Similarly in the situation of our clients who are in the process of buying a property, they also would appreciate some of our contacts who they can talk to and discuss their financial requirements.

In reverse, we also assist our network with their contacts for legal services, as they are confident, we will look after them with our capabilities and experience as an award-winning law firm.

Milind Kulkarni – Digital Transformation Leader at Samartha Information Systems

How CRM can help you to increase your cash flow

Cash flow is the lifeblood of business. And cash doesn’t just mean your bank account; it also means how quickly and effectively you can get paid for your product or services. A common mistake among small businesses is that they focus too much on their output and not enough on their cash intake.

Without cash, your business fails. Do you know how much cash you require? How many deals do you need to close per month to cover your expenses?

CRM (customer relationship management) system can help you to increase your cash flow by improving your processes and reducing time spent on repetitive tasks.

A CRM will also allow you to create advanced reports to keep your clients updated on numbers like monthly sales and client retention percentages. CRM systems will handle much of this work for you. When you have a system to manage your cashflows, you can set up recurring payments, automatically renew contracts, send emails when payments are on the way, and automate any part of the process that may be tedious. The system will also help you keep accurate profit and loss stats, so you can determine whether your sales and business are doing well.

In addition to automating small transactions, a CRM can be used to manage much larger transactions, such as contracts with multiple vendors or leasing agreements, all through the system.

You can’t build a business without capital, but you also can’t build a business by focusing on capital. A business needs to be built on a foundation of healthy cash flow. Cashflow is the lifeblood of your business. Use a CRM system as a lead indicator to run your business.

Martin Collins – Principal Solicitor, Collins Legal

Improving cash flow by reducing risk

Many businesses fail to get the basics right to allow good cash flow. It is only when cash flow dries problems arise in securing payment.

 Here are four simple tips to assist you in maintaining cash flow:

1. Know your client.

Make sure credit applications identify the correct legal entity liable to pay for the service or product. A simple ABN search online is a simple way to quickly confirm the identity or raise some issues.

2. Undertake a credit check

A credit check is a quick way to determine whether this is a quality client. On your credit application insist on referees being provided.

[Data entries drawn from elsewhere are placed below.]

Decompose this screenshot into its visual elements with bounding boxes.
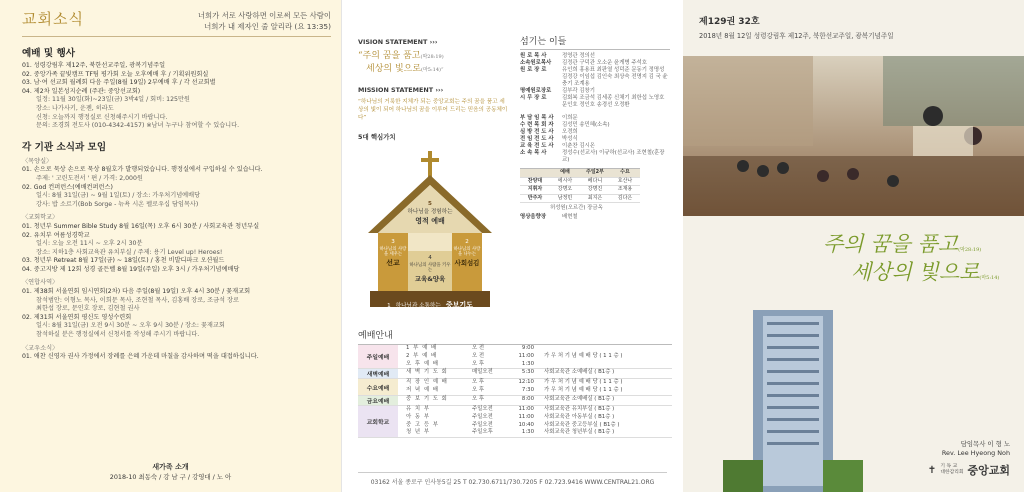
choir-header-blank xyxy=(520,169,550,177)
vision-quote-line1: “주의 꿈을 품고 xyxy=(358,51,421,61)
service-name: 중 고 등 부 xyxy=(406,421,439,428)
value-mid-big: 교육&양육 xyxy=(414,275,446,284)
service-day: 주일오전 xyxy=(472,413,493,420)
worship-group xyxy=(358,396,672,406)
service-name: 저 녁 예 배 xyxy=(406,387,439,394)
member-names: 이희문 xyxy=(562,115,578,121)
service-day: 오 후 xyxy=(472,395,485,402)
worship-title: 예배안내 xyxy=(358,331,393,341)
cross-icon: ✝ xyxy=(927,464,937,476)
core-values-label: 5대 핵심가치 xyxy=(358,133,396,141)
service-time: 7:30 xyxy=(521,387,534,394)
service-day: 오 전 xyxy=(472,345,485,351)
value-top-small: 하나님을 경험하는 xyxy=(407,208,453,215)
service-time: 1:30 xyxy=(521,360,534,367)
choir-header: 수요 xyxy=(610,169,640,177)
union-item: 최한섭 장로, 문인호 장로, 김현철 권사 xyxy=(36,305,140,313)
service-time: 12:10 xyxy=(518,379,534,386)
value-base-num: 1 xyxy=(387,303,391,309)
service-name: 1 부 예 배 xyxy=(406,345,438,351)
logo-church-name: 중앙교회 xyxy=(967,464,1010,477)
service-place: 가 우 처 기 념 예 배 당 ( 1 1 층 ) xyxy=(544,352,623,359)
member-row xyxy=(520,88,670,95)
member-names: 김성민 송민혜(소속) xyxy=(562,122,610,128)
value-mid-small: 하나님의 사람을 키우는 xyxy=(409,262,451,274)
service-time: 11:00 xyxy=(518,352,534,359)
verse-line-2: 너희가 내 제자인 줄 알리라 (요 13:35) xyxy=(204,22,331,31)
service-day: 오 전 xyxy=(472,352,485,359)
members-news-item: 01. 애찬 신영자 권사 가정에서 장례를 은혜 가운데 마칠을 감사하며 떡을 대접하십니다. xyxy=(22,353,259,361)
member-names: 정성수(선교사) 이규하(선교사) 조현철(훈장교) xyxy=(562,150,665,163)
school-list xyxy=(22,223,331,275)
event-item: 02. 중앙가족 끝빛캠프 TF팀 평가회 오늘 오후예배 후 / 기획위원회실 xyxy=(22,70,209,78)
choir-table-header xyxy=(520,169,640,178)
school-item: 03. 청년부 Retreat 8월 17일(금) ~ 18일(토) / 홍천 비발디파크 오션월드 xyxy=(22,257,225,265)
service-day: 오 후 xyxy=(472,387,485,394)
worship-line xyxy=(398,369,672,377)
member-role: 전 임 전 도 사 xyxy=(520,136,554,142)
choir-cell: 반주자 xyxy=(527,194,543,201)
members-title: 섬기는 이들 xyxy=(520,34,670,50)
mokyang-item: 주제: ' 고린도전서 ' 편 / 가격: 2,000원 xyxy=(36,174,143,182)
value-mid-num: 4 xyxy=(428,255,432,261)
service-place: 사회교육관 소예배실 ( B1층 ) xyxy=(544,369,615,376)
member-names: 유인희 홍용표 최판열 성덕준 문동기 정명성 김정강 이임섭 김인숙 최상숙 전명지 김 국 윤충기 조계용 xyxy=(562,67,668,87)
cover-vision xyxy=(823,228,999,286)
member-role: 소속원로목사 xyxy=(520,60,552,66)
union-item: 일시: 8월 31일(금) 오전 9시 30분 ~ 오후 9시 30분 / 장소: 꽃재교회 xyxy=(36,322,225,330)
vision-ref-1: (막28:19) xyxy=(420,54,444,60)
member-row xyxy=(520,129,670,136)
sound-role: 영상음향장 xyxy=(520,214,547,221)
service-time: 5:30 xyxy=(521,369,534,376)
service-day: 오 후 xyxy=(472,360,485,367)
worship-category: 수요예배 xyxy=(358,379,398,395)
member-role: 교 육 전 도 사 xyxy=(520,143,554,149)
news-title: 교회소식 xyxy=(22,10,84,28)
event-item: 신청: 오늘까지 행정실로 신청해주시기 바랍니다. xyxy=(36,113,168,121)
worship-line xyxy=(398,361,672,369)
service-place: 가 우 처 기 념 예 배 당 ( 1 1 층 ) xyxy=(544,379,623,386)
school-item: 02. 유치부 여름성경학교 xyxy=(22,231,90,239)
service-time: 1:30 xyxy=(521,429,534,436)
issue-date: 2018년 8월 12일 성령강림후 제12주, 북한선교주일, 광복기념주일 xyxy=(699,32,894,40)
member-row xyxy=(520,143,670,150)
member-row xyxy=(520,53,670,60)
mission-text: “하나님의 거룩한 지체가 되는 중앙교회는 주의 꿈을 품고 세상의 빛이 되어 하나님의 꿈을 이루어 드리는 믿음의 공동체이다” xyxy=(358,99,508,121)
members-column xyxy=(520,34,670,221)
worship-line xyxy=(398,379,672,387)
event-item: 04. 제2차 일본성지순례 (주관: 중앙선교회) xyxy=(22,87,141,95)
member-names: 이춘찬 김시온 xyxy=(562,143,595,149)
chevron-right-icon: ››› xyxy=(429,38,438,46)
choir-cell: 김다은 xyxy=(617,194,633,201)
sub-title-school: 〈교회학교〉 xyxy=(22,214,59,222)
sub-title-union: 〈연합사역〉 xyxy=(22,279,59,287)
service-place xyxy=(544,361,672,369)
members-news-list xyxy=(22,353,331,362)
service-time: 8:00 xyxy=(521,395,534,402)
pastor-name-ko: 담임목사 이 형 노 xyxy=(960,440,1010,448)
union-list xyxy=(22,288,331,340)
value-top-big: 영적 예배 xyxy=(415,217,445,226)
newcomer-line: 2018-10 최동숙 / 강 남 구 / 강영대 / 노 아 xyxy=(109,473,232,481)
choir-cell: 에시아 xyxy=(557,177,573,184)
vision-panel xyxy=(341,0,683,492)
worship-line xyxy=(398,345,672,353)
event-item: 문의: 조경희 전도사 (010-4342-4157) ※남녀 누구나 참여할 수 있습니다. xyxy=(36,122,240,130)
member-role: 수 련 목 회 자 xyxy=(520,122,554,128)
cover-panel xyxy=(683,0,1024,492)
worship-line xyxy=(398,406,672,414)
member-role: 원 로 목 사 xyxy=(520,53,547,59)
union-item: 02. 제31회 서울연회 평신도 영성수련회 xyxy=(22,313,132,321)
value-mid xyxy=(408,255,452,283)
worship-line xyxy=(398,396,672,404)
member-role: 명예원로장로 xyxy=(520,88,552,94)
verse-line-1: 너희가 서로 사랑하면 이로써 모든 사람이 xyxy=(197,11,331,20)
worship-category: 주일예배 xyxy=(358,345,398,368)
worship-line xyxy=(398,353,672,361)
cover-vision-line1: 주의 꿈을 품고 xyxy=(823,232,959,256)
newcomer-footer xyxy=(0,462,341,482)
service-day: 주일오전 xyxy=(472,421,493,428)
vision-quote xyxy=(358,50,508,76)
member-names: 정영관 정의선 xyxy=(562,53,595,59)
worship-line xyxy=(398,387,672,395)
member-role: 심 방 전 도 사 xyxy=(520,129,554,135)
worship-group xyxy=(358,406,672,438)
school-item: 장소: 지하1층 사회교육관 유치부실 / 주제: 용기 Level up! Heroes! xyxy=(36,248,223,256)
service-place: 사회교육관 소예배실 ( B1층 ) xyxy=(544,395,615,402)
vision-column xyxy=(358,34,508,321)
service-day: 주일오후 xyxy=(472,429,493,436)
worship-category: 새벽예배 xyxy=(358,369,398,378)
worship-group xyxy=(358,379,672,396)
news-header xyxy=(22,8,331,37)
worship-line xyxy=(398,422,672,430)
service-place: 가 우 처 기 념 예 배 당 ( 1 1 층 ) xyxy=(544,387,623,394)
value-right-small: 하나님의 사랑을 나누는 xyxy=(453,246,481,258)
member-row xyxy=(520,95,670,109)
service-time: 9:00 xyxy=(521,345,534,351)
choir-table-body xyxy=(520,178,640,204)
mokyang-item: 01. 손으로 묵상 손으로 묵상 8월호가 발행되었습니다. 행정실에서 구입하실 수 있습니다. xyxy=(22,166,263,174)
union-item: 01. 제38회 서울연회 임시연회(2차) 다음 주일(8월 19일) 오후 4시 30분 / 꽃재교회 xyxy=(22,288,251,296)
mokyang-list xyxy=(22,166,331,209)
service-place: 사회교육관 유치부실 ( B1층 ) xyxy=(544,405,615,412)
sound-row xyxy=(520,214,640,221)
choir-table xyxy=(520,168,640,221)
choir-cell: 지휘자 xyxy=(527,186,543,193)
service-day: 매일오전 xyxy=(472,369,493,376)
school-item: 01. 청년부 Summer Bible Study 8월 16일(목) 오후 6시 30분 / 사회교육관 청년부실 xyxy=(22,222,260,230)
worship-line xyxy=(398,429,672,437)
mokyang-item: 강사: 밥 소르기(Bob Sorge - 뉴욕 시온 펠로우십 담임목사) xyxy=(36,200,199,208)
member-row xyxy=(520,150,670,164)
contact-footer: 03162 서울 종로구 인사동5길 25 T 02.730.6711/730.7205 F 02.723.9416 WWW.CENTRAL21.ORG xyxy=(358,472,667,486)
member-role: 부 담 임 목 사 xyxy=(520,115,554,121)
value-right-num: 2 xyxy=(465,239,469,245)
member-row xyxy=(520,136,670,143)
member-row xyxy=(520,122,670,129)
member-names: 김부각 김창기 xyxy=(562,88,595,94)
worship-group xyxy=(358,345,672,369)
section-title-events: 예배 및 행사 xyxy=(22,48,76,59)
choir-cell: 호산나 xyxy=(617,177,633,184)
member-names: 김정관 구덕관 오소운 윤게병 주석호 xyxy=(562,60,647,66)
service-name: 새 벽 기 도 회 xyxy=(406,369,448,376)
service-name: 청 년 부 xyxy=(406,429,431,436)
service-place: 사회교육관 중고등부실 ( B1층 ) xyxy=(544,421,620,428)
value-top xyxy=(402,201,458,226)
choir-header: 주일2부 xyxy=(580,169,610,177)
section-title-groups: 각 기관 소식과 모임 xyxy=(22,141,107,153)
worship-guide xyxy=(358,328,672,438)
worship-category: 금요예배 xyxy=(358,396,398,405)
cover-vision-line2: 세상의 빛으로 xyxy=(851,260,980,284)
newcomer-title: 새가족 소개 xyxy=(152,463,189,471)
worship-photo xyxy=(683,56,1024,216)
member-names: 오경희 xyxy=(562,129,578,135)
service-day: 주일오전 xyxy=(472,405,493,412)
member-row xyxy=(520,60,670,67)
mokyang-item: 02. God 컨퍼런스(예배컨퍼런스) xyxy=(22,183,113,191)
value-left-small: 하나님의 사랑을 세우는 xyxy=(379,246,407,258)
choir-cell: 강명진 xyxy=(587,186,603,193)
service-name: 중 보 기 도 회 xyxy=(406,395,448,402)
value-base-big: 중보기도 xyxy=(445,301,473,309)
service-name: 유 치 부 xyxy=(406,405,431,412)
service-name: 오 후 예 배 xyxy=(406,360,439,367)
choir-cell: 강명오 xyxy=(557,186,573,193)
events-list xyxy=(22,62,331,131)
mission-label: MISSION STATEMENT ››› xyxy=(358,86,444,94)
vision-quote-line2: 세상의 빛으로 xyxy=(366,64,422,74)
logo-small-text: 기 독 교 대한감리회 xyxy=(940,464,964,475)
header-verse xyxy=(198,10,331,32)
union-item: 참석하실 분은 행정실에서 신청서를 작성해 주시기 바랍니다. xyxy=(36,331,200,339)
choir-row xyxy=(520,186,640,195)
service-place: 사회교육관 아동부실 ( B1층 ) xyxy=(544,413,615,420)
service-time: 10:40 xyxy=(518,421,534,428)
sub-title-members-news: 〈교우소식〉 xyxy=(22,344,59,352)
cover-vision-ref1: (막28:19) xyxy=(958,247,982,253)
pastor-info xyxy=(942,440,1010,458)
worship-category: 교회학교 xyxy=(358,406,398,437)
choir-cell: 베다니 xyxy=(587,177,603,184)
worship-group xyxy=(358,369,672,379)
sub-title-mokyang: 〈목양실〉 xyxy=(22,157,53,165)
member-names: 박성식 xyxy=(562,136,578,142)
choir-extra: 허성원(오르간) 장금옥 xyxy=(550,205,603,212)
service-name: 2 부 예 배 xyxy=(406,352,438,359)
mokyang-item: 일시: 8월 31일(금) ~ 9월 1일(토) / 장소: 가우처기념예배당 xyxy=(36,192,201,200)
service-day: 오 후 xyxy=(472,379,485,386)
value-left-num: 3 xyxy=(391,239,395,245)
pastor-name-en: Rev. Lee Hyeong Noh xyxy=(941,449,1010,457)
event-item: 01. 성령강림후 제12주, 북한선교주일, 광복기념주일 xyxy=(22,62,166,69)
member-role: 시 무 장 로 xyxy=(520,95,547,101)
value-left-big: 선교 xyxy=(386,259,400,268)
members-list xyxy=(520,53,670,164)
service-name: 아 동 부 xyxy=(406,413,431,420)
value-right-big: 사회섬김 xyxy=(454,259,480,268)
value-base xyxy=(370,292,490,311)
choir-cell: 조재용 xyxy=(617,186,633,193)
service-place xyxy=(544,345,672,353)
worship-line xyxy=(398,414,672,422)
service-name: 직 장 인 예 배 xyxy=(406,379,448,386)
value-left xyxy=(378,239,408,268)
choir-header: 예배 xyxy=(550,169,580,177)
church-logo xyxy=(928,462,1010,478)
value-right xyxy=(452,239,482,267)
member-row xyxy=(520,67,670,88)
service-place: 사회교육관 청년부실 ( B1층 ) xyxy=(544,429,615,436)
news-panel xyxy=(0,0,341,492)
service-time: 11:00 xyxy=(518,405,534,412)
member-role: 원 로 장 로 xyxy=(520,67,547,73)
union-item: 참석범안: 이형노 목사, 이희문 목사, 조현철 목사, 김홍배 장로, 조금석 장로 xyxy=(36,296,239,304)
value-top-num: 5 xyxy=(428,201,432,207)
school-item: 일시: 오늘 오전 11시 ~ 오후 2시 30분 xyxy=(36,240,143,248)
choir-cell: 찬양대 xyxy=(527,177,543,184)
service-time: 11:00 xyxy=(518,413,534,420)
event-item: 장소: 나가사키, 운젠, 히라도 xyxy=(36,104,114,112)
church-diagram xyxy=(358,151,508,321)
member-role: 소 속 목 사 xyxy=(520,150,547,156)
chevron-right-icon: ››› xyxy=(435,86,444,94)
event-item: 일정: 11월 30일(화)~23일(금) 3박4일 / 회비: 125만원 xyxy=(36,96,190,104)
school-item: 04. 중고지방 제 12회 성경 골든벨 8월 19일(주일) 오후 3시 / 가우처기념예배당 xyxy=(22,265,240,273)
cover-vision-ref2: (마5:14) xyxy=(979,275,1000,281)
value-base-small: 하나님과 소통하는 xyxy=(395,303,441,309)
choir-row xyxy=(520,178,640,187)
church-building-photo xyxy=(723,310,863,492)
choir-row xyxy=(520,195,640,204)
sound-name: 배현철 xyxy=(562,214,578,221)
member-row xyxy=(520,115,670,122)
event-item: 03. 남·여 선교회 월례회 다음 주일(8월 19일) 2부예배 후 / 각 선교회별 xyxy=(22,79,216,87)
vision-ref-2: (마5:14)” xyxy=(421,67,444,73)
choir-cell: 최지은 xyxy=(587,194,603,201)
worship-table xyxy=(358,344,672,438)
choir-cell: 남정민 xyxy=(557,194,573,201)
member-names: 김회복 조금석 김세종 신채기 최한섭 노영호 문인호 정인호 송경선 오정환 xyxy=(562,95,665,108)
issue-number: 제129권 32호 xyxy=(699,17,760,27)
vision-label: VISION STATEMENT ››› xyxy=(358,38,438,46)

3. Update your terms of trade

Make sure your Terms of Trade reflect strict payment terms. Insist on a directors guarantee and where appropriate retention of title clause to ensure that unpaid goods remain your property.

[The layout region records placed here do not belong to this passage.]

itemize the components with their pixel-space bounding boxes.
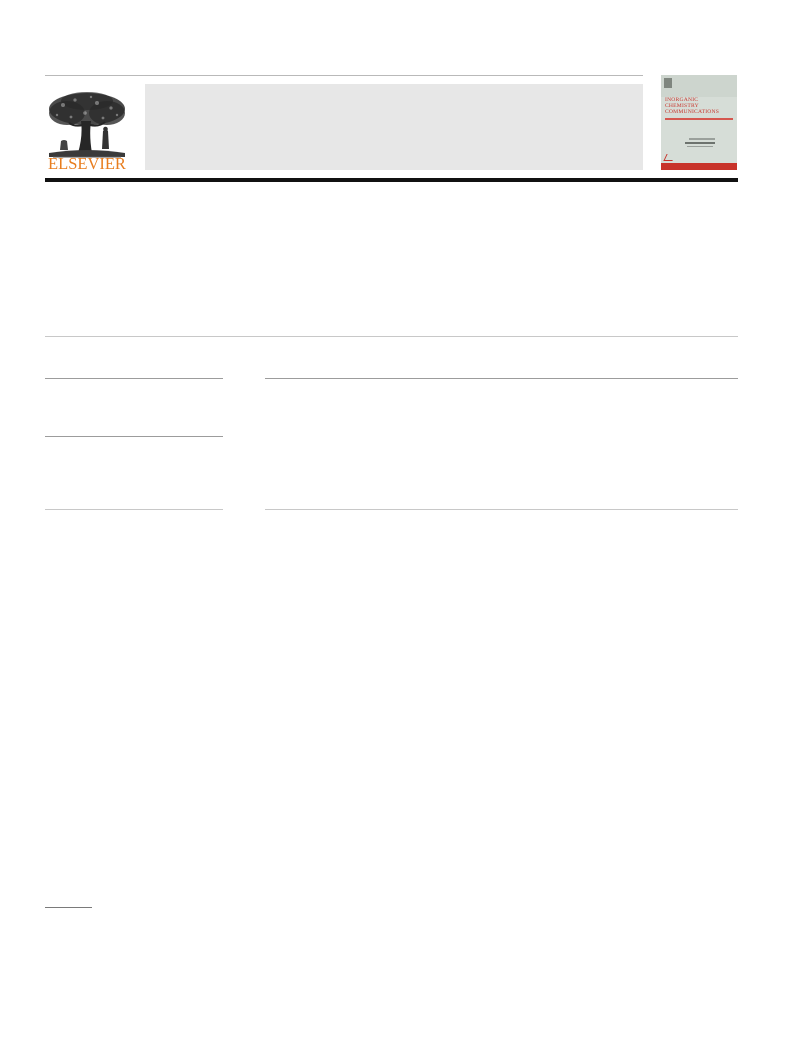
article-info-bottom-rule — [45, 509, 223, 510]
journal-cover-image — [661, 75, 737, 170]
article-info-top-rule — [45, 378, 223, 379]
abstract-bottom-rule — [265, 509, 738, 510]
cover-title: INORGANIC CHEMISTRY COMMUNICATIONS — [665, 97, 720, 115]
abstract-top-rule — [265, 378, 738, 379]
header-top-rule — [45, 75, 643, 76]
keywords-rule — [45, 436, 223, 437]
header-bottom-rule — [45, 178, 738, 182]
elsevier-wordmark: ELSEVIER — [48, 154, 126, 173]
footnote-rule — [45, 907, 92, 908]
title-block-rule — [45, 336, 738, 337]
cover-badge-icon — [664, 78, 672, 88]
journal-banner — [145, 84, 643, 170]
cover-check-icon — [663, 154, 675, 161]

4. Enforce the terms of trade

Once you have set the terms make sure you stick by them with follow-ups on defaulting customers and notices to personal guarantors.

Quality customers will respect your terms with prompt payment. Providing quality customer service will support your cash flow. However, every business suffers difficulties at times. Good terms of trade well administered give you the flexibility to give good customers some leeway but identify the bad apples before too much damage is done.